The landlord’s complaint handling

  1. The resident raised a formal complaint on 16 December 2022. The landlord’s complaints policy says it aims to resolve a complaint within 10 working days, and when this is not possible, it will ask the resident’s permission for an extension. The landlord did not ask for an extension, and did not send its stage 1 response until 27 working days after the resident made his complaint, even though he chased for an update after 11 working days, and that was a failing.
  2. The delay caused the resident to chase for an update which caused further inconvenience. The landlord failed to provide an update when chased and it did not apologise for the delay responding to his complaint within its stage 1 or 2 responses.

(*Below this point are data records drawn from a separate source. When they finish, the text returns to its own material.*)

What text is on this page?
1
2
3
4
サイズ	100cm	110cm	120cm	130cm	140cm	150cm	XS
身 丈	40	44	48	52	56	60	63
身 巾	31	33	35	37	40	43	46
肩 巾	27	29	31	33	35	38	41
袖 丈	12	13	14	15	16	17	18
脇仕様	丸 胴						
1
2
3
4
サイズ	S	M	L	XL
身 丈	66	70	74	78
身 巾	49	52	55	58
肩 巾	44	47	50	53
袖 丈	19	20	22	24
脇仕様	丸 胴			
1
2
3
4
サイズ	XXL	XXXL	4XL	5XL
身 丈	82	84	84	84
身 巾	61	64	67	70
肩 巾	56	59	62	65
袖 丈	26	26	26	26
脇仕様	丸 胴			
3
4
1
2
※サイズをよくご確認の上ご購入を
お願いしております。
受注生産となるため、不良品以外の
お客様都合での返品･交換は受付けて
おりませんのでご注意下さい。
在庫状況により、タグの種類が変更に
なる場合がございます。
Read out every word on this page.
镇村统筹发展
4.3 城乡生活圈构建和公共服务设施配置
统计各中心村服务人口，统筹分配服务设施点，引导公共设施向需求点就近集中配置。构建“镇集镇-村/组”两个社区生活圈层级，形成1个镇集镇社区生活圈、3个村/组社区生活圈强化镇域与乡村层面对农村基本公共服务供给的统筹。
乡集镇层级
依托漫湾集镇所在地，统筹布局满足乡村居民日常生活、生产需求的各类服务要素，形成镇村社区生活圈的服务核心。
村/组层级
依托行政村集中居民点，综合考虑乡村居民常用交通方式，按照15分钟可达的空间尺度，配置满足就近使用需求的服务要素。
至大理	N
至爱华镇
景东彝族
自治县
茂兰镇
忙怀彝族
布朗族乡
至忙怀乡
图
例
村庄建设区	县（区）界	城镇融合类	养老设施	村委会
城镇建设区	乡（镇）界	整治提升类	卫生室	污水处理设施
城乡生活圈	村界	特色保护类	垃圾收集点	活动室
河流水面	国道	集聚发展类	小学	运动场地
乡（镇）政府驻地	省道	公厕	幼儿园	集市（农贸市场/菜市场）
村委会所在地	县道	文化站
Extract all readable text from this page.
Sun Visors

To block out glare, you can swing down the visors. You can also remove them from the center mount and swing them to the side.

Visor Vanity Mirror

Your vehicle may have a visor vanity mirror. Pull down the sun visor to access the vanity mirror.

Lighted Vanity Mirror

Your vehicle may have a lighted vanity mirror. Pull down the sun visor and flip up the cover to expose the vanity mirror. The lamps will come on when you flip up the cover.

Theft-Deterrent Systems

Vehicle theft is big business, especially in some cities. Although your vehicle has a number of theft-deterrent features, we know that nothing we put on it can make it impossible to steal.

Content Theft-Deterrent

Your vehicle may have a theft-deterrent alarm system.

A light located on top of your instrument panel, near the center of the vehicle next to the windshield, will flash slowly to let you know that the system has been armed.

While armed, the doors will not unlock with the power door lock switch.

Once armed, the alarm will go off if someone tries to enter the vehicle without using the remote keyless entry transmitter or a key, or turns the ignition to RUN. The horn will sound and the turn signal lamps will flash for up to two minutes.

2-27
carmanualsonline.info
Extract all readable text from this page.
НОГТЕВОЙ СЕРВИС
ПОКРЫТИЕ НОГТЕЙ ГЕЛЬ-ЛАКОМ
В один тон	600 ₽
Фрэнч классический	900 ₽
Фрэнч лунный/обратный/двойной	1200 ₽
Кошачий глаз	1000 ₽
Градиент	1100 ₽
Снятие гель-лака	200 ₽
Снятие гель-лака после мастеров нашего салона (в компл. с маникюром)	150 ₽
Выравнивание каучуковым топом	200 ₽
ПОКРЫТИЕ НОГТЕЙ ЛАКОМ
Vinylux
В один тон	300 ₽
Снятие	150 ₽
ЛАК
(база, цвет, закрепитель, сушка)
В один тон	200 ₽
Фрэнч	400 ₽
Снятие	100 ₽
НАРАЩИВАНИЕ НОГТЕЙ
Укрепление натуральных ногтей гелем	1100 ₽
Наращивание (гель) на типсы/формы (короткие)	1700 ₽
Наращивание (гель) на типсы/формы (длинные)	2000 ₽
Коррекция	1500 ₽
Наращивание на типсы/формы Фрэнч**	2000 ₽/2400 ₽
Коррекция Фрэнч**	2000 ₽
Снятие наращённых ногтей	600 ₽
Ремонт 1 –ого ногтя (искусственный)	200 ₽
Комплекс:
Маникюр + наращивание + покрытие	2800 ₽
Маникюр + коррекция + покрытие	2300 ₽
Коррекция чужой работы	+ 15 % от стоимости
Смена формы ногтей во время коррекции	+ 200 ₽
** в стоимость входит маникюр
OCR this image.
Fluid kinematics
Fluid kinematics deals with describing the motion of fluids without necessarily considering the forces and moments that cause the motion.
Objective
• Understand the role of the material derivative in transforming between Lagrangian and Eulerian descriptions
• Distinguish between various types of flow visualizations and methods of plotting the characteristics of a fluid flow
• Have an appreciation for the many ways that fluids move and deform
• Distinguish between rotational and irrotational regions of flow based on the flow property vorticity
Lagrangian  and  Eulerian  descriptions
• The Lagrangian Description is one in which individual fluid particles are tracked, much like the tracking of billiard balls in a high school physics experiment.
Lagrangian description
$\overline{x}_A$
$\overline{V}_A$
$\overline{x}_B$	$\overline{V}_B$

The Ombudsman acknowledges the stage 2 response was sent in a timely manner and within its policy timeframe.
  3. The landlord’s handling of the complaint amounts to service failure, and an order has been made that the landlord pay £100 compensation to reflect the inconvenience, time and trouble caused.

Determination

  1. In accordance with paragraph 53(b) of the Scheme, there was reasonable redress in the landlord’s handing of the disposal of the resident’s personal belongings stored in a communal meter cupboard.
  2. In accordance with paragraph 52 of the Scheme, there was service failure in the landlord’s complaint handling.

Orders and recommendations

Orders

  1. Within 4 weeks of the date of this report, the landlord is ordered to:
    1. Write to the resident to apologise for its complaints handling failings. 
    2. Pay directly to the resident £100 compensation for the inconvenience, distress, time and trouble caused by its failings in handling the complaint.
    3. Provide evidence of compliance with these orders to this Service.

Recommendations

  1. It is recommended the landlord ensures its contractor will store removed items for 28 days, if it has not done so already, to avoid a similar situation in the future.